= Business to Arts =

Irish charitable organization

Business to Arts is an Irish membership-based, charitable organisation established in 1988. It brokers, enables and supports creative partnerships between businesses and individuals. Membership subscriptions by businesses and individuals form the primary source of funding for the organisation, together with funding from the Department of Culture, Communications and Sport.

== History and activities ==
Business to Arts was incorporated on 24 August 1988 under the name "Cothú.

The organisation runs the annual "Business to Arts Awards" which, as of 2021, was operated in partnership with the DAA (formerly Dublin Airport Authority) who commissioned original sculptures to award to the winning companies .

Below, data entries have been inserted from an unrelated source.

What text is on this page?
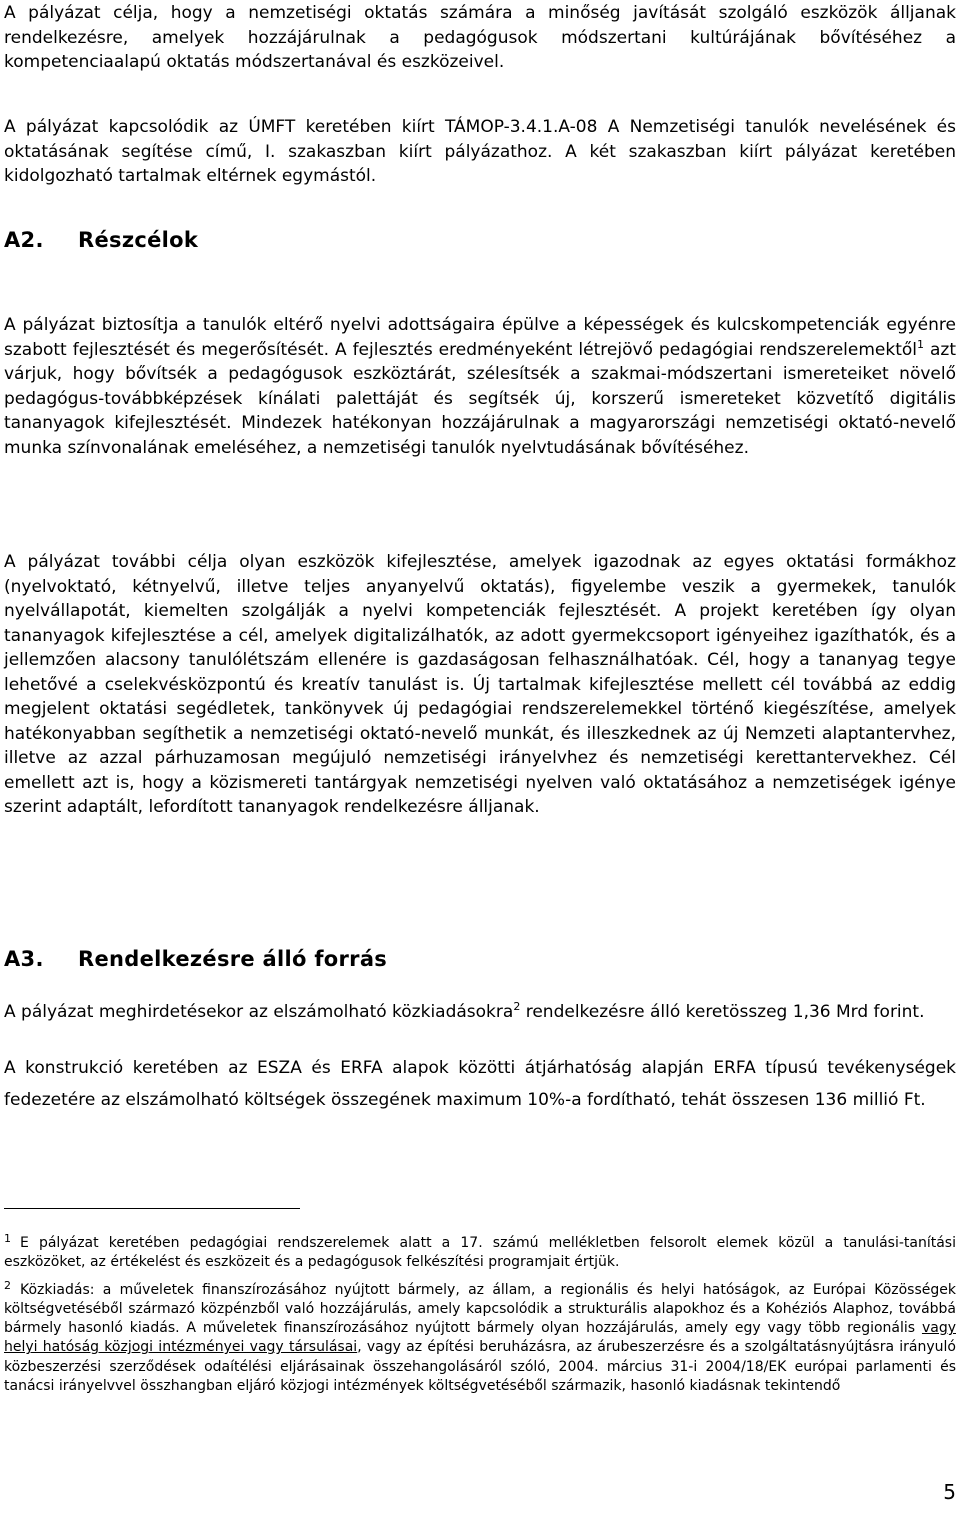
A pályázat célja, hogy a nemzetiségi oktatás számára a minőség javítását szolgáló eszközök álljanak rendelkezésre, amelyek hozzájárulnak a pedagógusok módszertani kultúrájának bővítéséhez a kompetenciaalapú oktatás módszertanával és eszközeivel.

A pályázat kapcsolódik az ÚMFT keretében kiírt TÁMOP-3.4.1.A-08 A Nemzetiségi tanulók nevelésének és oktatásának segítése című, I. szakaszban kiírt pályázathoz. A két szakaszban kiírt pályázat keretében kidolgozható tartalmak eltérnek egymástól.

A2. Részcélok

A pályázat biztosítja a tanulók eltérő nyelvi adottságaira épülve a képességek és kulcskompetenciák egyénre szabott fejlesztését és megerősítését. A fejlesztés eredményeként létrejövő pedagógiai rendszerelemektől$^1$ azt várjuk, hogy bővítsék a pedagógusok eszköztárát, szélesítsék a szakmai-módszertani ismereteiket növelő pedagógus-továbbképzések kínálati palettáját és segítsék új, korszerű ismereteket közvetítő digitális tananyagok kifejlesztését. Mindezek hatékonyan hozzájárulnak a magyarországi nemzetiségi oktató-nevelő munka színvonalának emeléséhez, a nemzetiségi tanulók nyelvtudásának bővítéséhez.

A pályázat további célja olyan eszközök kifejlesztése, amelyek igazodnak az egyes oktatási formákhoz (nyelvoktató, kétnyelvű, illetve teljes anyanyelvű oktatás), figyelembe veszik a gyermekek, tanulók nyelvállapotát, kiemelten szolgálják a nyelvi kompetenciák fejlesztését. A projekt keretében így olyan tananyagok kifejlesztése a cél, amelyek digitalizálhatók, az adott gyermekcsoport igényeihez igazíthatók, és a jellemzően alacsony tanulólétszám ellenére is gazdaságosan felhasználhatóak. Cél, hogy a tananyag tegye lehetővé a cselekvésközpontú és kreatív tanulást is. Új tartalmak kifejlesztése mellett cél továbbá az eddig megjelent oktatási segédletek, tankönyvek új pedagógiai rendszerelemekkel történő kiegészítése, amelyek hatékonyabban segíthetik a nemzetiségi oktató-nevelő munkát, és illeszkednek az új Nemzeti alaptantervhez, illetve az azzal párhuzamosan megújuló nemzetiségi irányelvhez és nemzetiségi kerettantervekhez. Cél emellett azt is, hogy a közismereti tantárgyak nemzetiségi nyelven való oktatásához a nemzetiségek igénye szerint adaptált, lefordított tananyagok rendelkezésre álljanak.

A3. Rendelkezésre álló forrás

A pályázat meghirdetésekor az elszámolható közkiadásokra$^2$ rendelkezésre álló keretösszeg 1,36 Mrd forint.

A konstrukció keretében az ESZA és ERFA alapok közötti átjárhatóság alapján ERFA típusú tevékenységek fedezetére az elszámolható költségek összegének maximum 10%-a fordítható, tehát összesen 136 millió Ft.

$^1$ E pályázat keretében pedagógiai rendszerelemek alatt a 17. számú mellékletben felsorolt elemek közül a tanulási-tanítási eszközöket, az értékelést és eszközeit és a pedagógusok felkészítési programjait értjük.

$^2$ Közkiadás: a műveletek finanszírozásához nyújtott bármely, az állam, a regionális és helyi hatóságok, az Európai Közösségek költségvetéséből származó közpénzből való hozzájárulás, amely kapcsolódik a strukturális alapokhoz és a Kohéziós Alaphoz, továbbá bármely hasonló kiadás. A műveletek finanszírozásához nyújtott bármely olyan hozzájárulás, amely egy vagy több regionális vagy helyi hatóság közjogi intézményei vagy társulásai, vagy az építési beruházásra, az árubeszerzésre és a szolgáltatásnyújtásra irányuló közbeszerzési szerződések odaítélési eljárásainak összehangolásáról szóló, 2004. március 31-i 2004/18/EK európai parlamenti és tanácsi irányelvvel összhangban eljáró közjogi intézmények költségvetéséből származik, hasonló kiadásnak tekintendő

5
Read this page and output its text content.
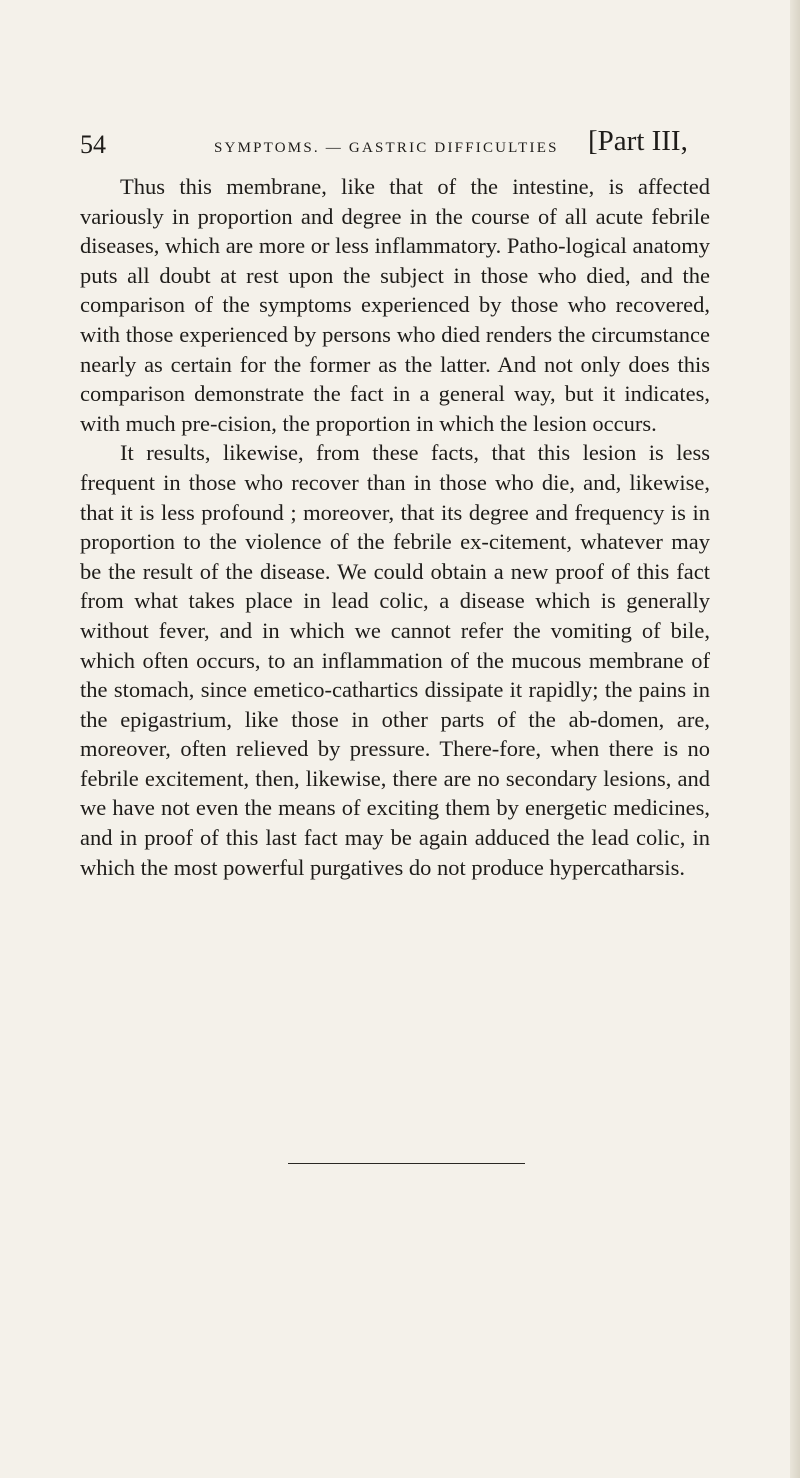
54	SYMPTOMS. — GASTRIC DIFFICULTIES [Part III,

Thus this membrane, like that of the intestine, is affected variously in proportion and degree in the course of all acute febrile diseases, which are more or less inflammatory. Patho-logical anatomy puts all doubt at rest upon the subject in those who died, and the comparison of the symptoms experienced by those who recovered, with those experienced by persons who died renders the circumstance nearly as certain for the former as the latter. And not only does this comparison demonstrate the fact in a general way, but it indicates, with much pre-cision, the proportion in which the lesion occurs.

It results, likewise, from these facts, that this lesion is less frequent in those who recover than in those who die, and, likewise, that it is less profound ; moreover, that its degree and frequency is in proportion to the violence of the febrile ex-citement, whatever may be the result of the disease. We could obtain a new proof of this fact from what takes place in lead colic, a disease which is generally without fever, and in which we cannot refer the vomiting of bile, which often occurs, to an inflammation of the mucous membrane of the stomach, since emetico-cathartics dissipate it rapidly; the pains in the epigastrium, like those in other parts of the ab-domen, are, moreover, often relieved by pressure. There-fore, when there is no febrile excitement, then, likewise, there are no secondary lesions, and we have not even the means of exciting them by energetic medicines, and in proof of this last fact may be again adduced the lead colic, in which the most powerful purgatives do not produce hypercatharsis.
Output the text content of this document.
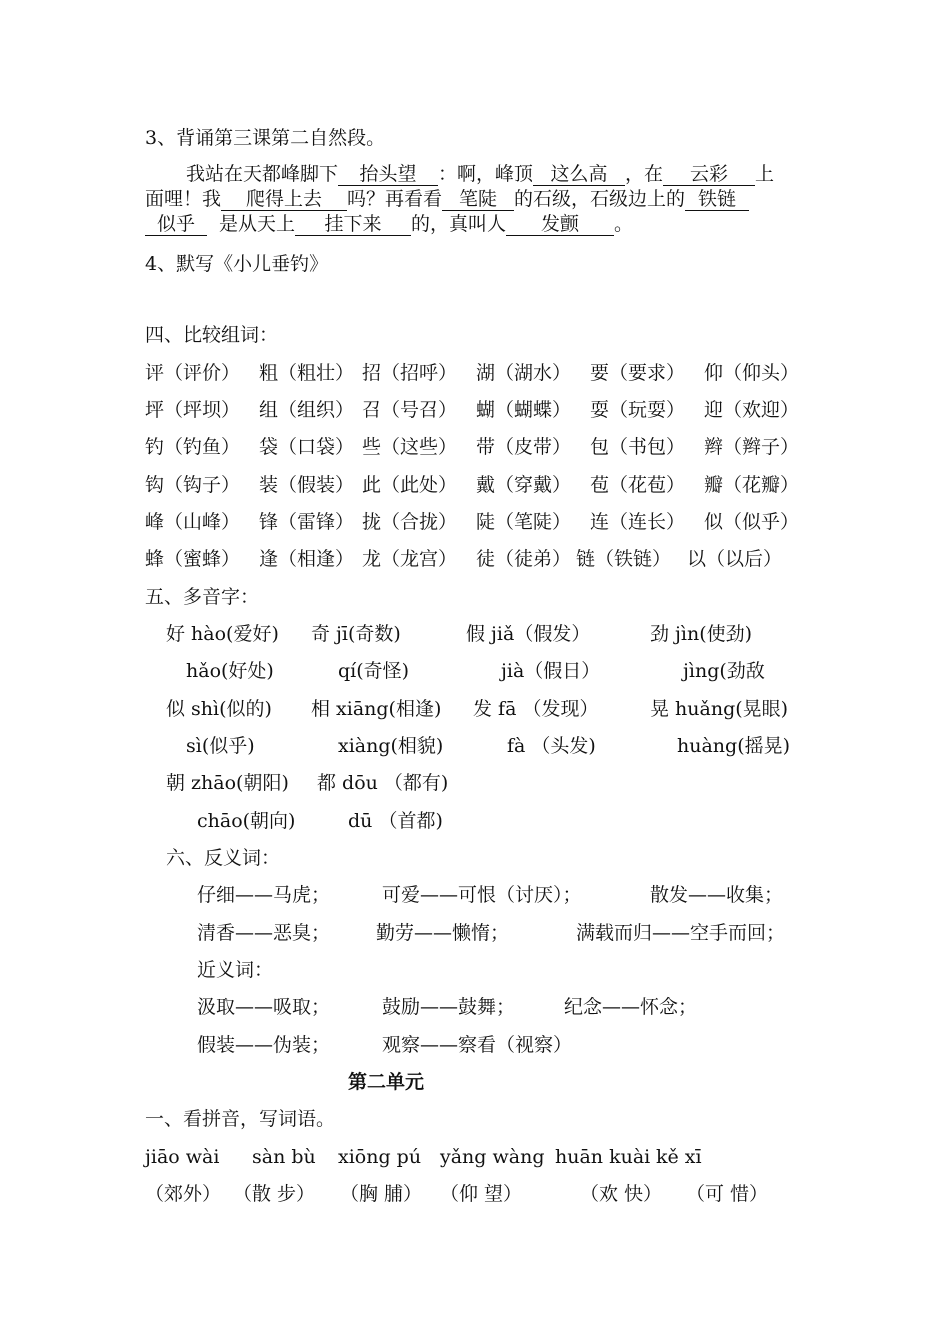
3、背诵第三课第二自然段。
我站在天都峰脚下 抬头望 ：啊，峰顶 这么高 ，在 云彩 上
面哩！我 爬得上去 吗？再看看 笔陡 的石级，石级边上的 铁链
似乎 是从天上 挂下来 的，真叫人 发颤 。
4、默写《小儿垂钓》
四、比较组词：
评（评价） 粗（粗壮） 招（招呼） 湖（湖水） 要（要求） 仰（仰头）
坪（坪坝） 组（组织） 召（号召） 蝴（蝴蝶） 耍（玩耍） 迎（欢迎）
钓（钓鱼） 袋（口袋） 些（这些） 带（皮带） 包（书包） 辫（辫子）
钩（钩子） 装（假装） 此（此处） 戴（穿戴） 苞（花苞） 瓣（花瓣）
峰（山峰） 锋（雷锋） 拢（合拢） 陡（笔陡） 连（连长） 似（似乎）
蜂（蜜蜂） 逢（相逢） 龙（龙宫） 徒（徒弟） 链（铁链） 以（以后）
五、多音字：
好 hào(爱好) 奇 jī(奇数)	假 jiǎ（假发）	劲 jìn(使劲)
hǎo(好处)	qí(奇怪)	jià（假日）	jìng(劲敌
似 shì(似的) 相 xiāng(相逢) 发 fā （发现）	晃 huǎng(晃眼)
sì(似乎)	xiàng(相貌)	fà （头发)	huàng(摇晃)
朝 zhāo(朝阳) 都 dōu （都有)
chāo(朝向)	dū （首都)
六、反义词：
仔细——马虎；	可爱——可恨（讨厌）；	散发——收集；
清香——恶臭； 勤劳——懒惰；	满载而归——空手而回；
近义词：
汲取——吸取；	鼓励——鼓舞；	纪念——怀念；
假装——伪装；	观察——察看（视察）
第二单元
一、看拼音，写词语。
jiāo wài sàn bù xiōng pú yǎng wàng huān kuài kě xī
（郊外） （散 步） （胸 脯） （仰 望）	（欢 快） （可 惜）
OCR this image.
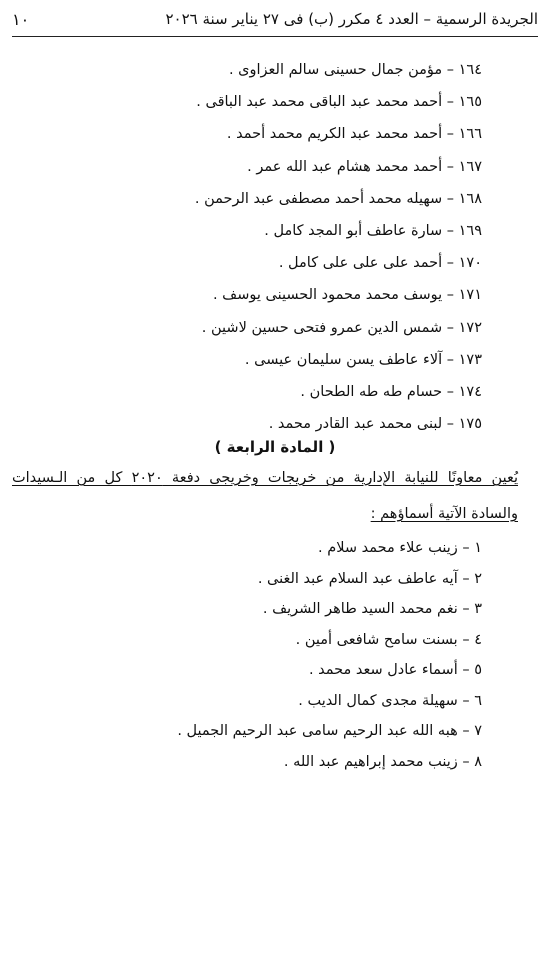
الجريدة الرسمية – العدد ٤ مكرر (ب) فى ٢٧ يناير سنة ٢٠٢٦
١٠
١٦٤ – مؤمن جمال حسينى سالم العزاوى .
١٦٥ – أحمد محمد عبد الباقى محمد عبد الباقى .
١٦٦ – أحمد محمد عبد الكريم محمد أحمد .
١٦٧ – أحمد محمد هشام عبد الله عمر .
١٦٨ – سهيله محمد أحمد مصطفى عبد الرحمن .
١٦٩ – سارة عاطف أبو المجد كامل .
١٧٠ – أحمد على على على كامل .
١٧١ – يوسف محمد محمود الحسينى يوسف .
١٧٢ – شمس الدين عمرو فتحى حسين لاشين .
١٧٣ – آلاء عاطف يسن سليمان عيسى .
١٧٤ – حسام طه طه الطحان .
١٧٥ – لبنى محمد عبد القادر محمد .
( المادة الرابعة )
يُعين معاونًا للنيابة الإدارية من خريجات وخريجى دفعة ٢٠٢٠ كل من الـسيدات
والسادة الآتية أسماؤهم :
١ – زينب علاء محمد سلام .
٢ – آيه عاطف عبد السلام عبد الغنى .
٣ – نغم محمد السيد طاهر الشريف .
٤ – بسنت سامح شافعى أمين .
٥ – أسماء عادل سعد محمد .
٦ – سهيلة مجدى كمال الديب .
٧ – هبه الله عبد الرحيم سامى عبد الرحيم الجميل .
٨ – زينب محمد إبراهيم عبد الله .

Business to Arts has also developed a series of arts funds. Some of these funds have involved the likes of Accenture for the Women on Walls Campaign, Bank of Ireland for the Begin Together Arts Fund, Dublin Port Company for the Port Perspectives - Community Arts Programme, and Dublin City Council for The Docklands Arts Fund.

New Stream, a project operated by Business to Arts, was established in 2009 to "strengthen the skills of the Irish cultural sector to generate new funding streams from non-public sources more effectively", and was funded by Bank of America Merrill Lynch and the Department of Tourism, Culture, Arts, Gaeltacht, Sport and Media. As part of the programme, a 24-month "Arts' Fellowship programme", was initiated in partnership with Dublin City Council Culture Company.

"Fund it" is a crowdfunding website, run by Business to Arts, for creative projects in Ireland. As of 2021, "Fund it" had reportedly helped raise over €5.2 million and supported over 1,200 creative projects.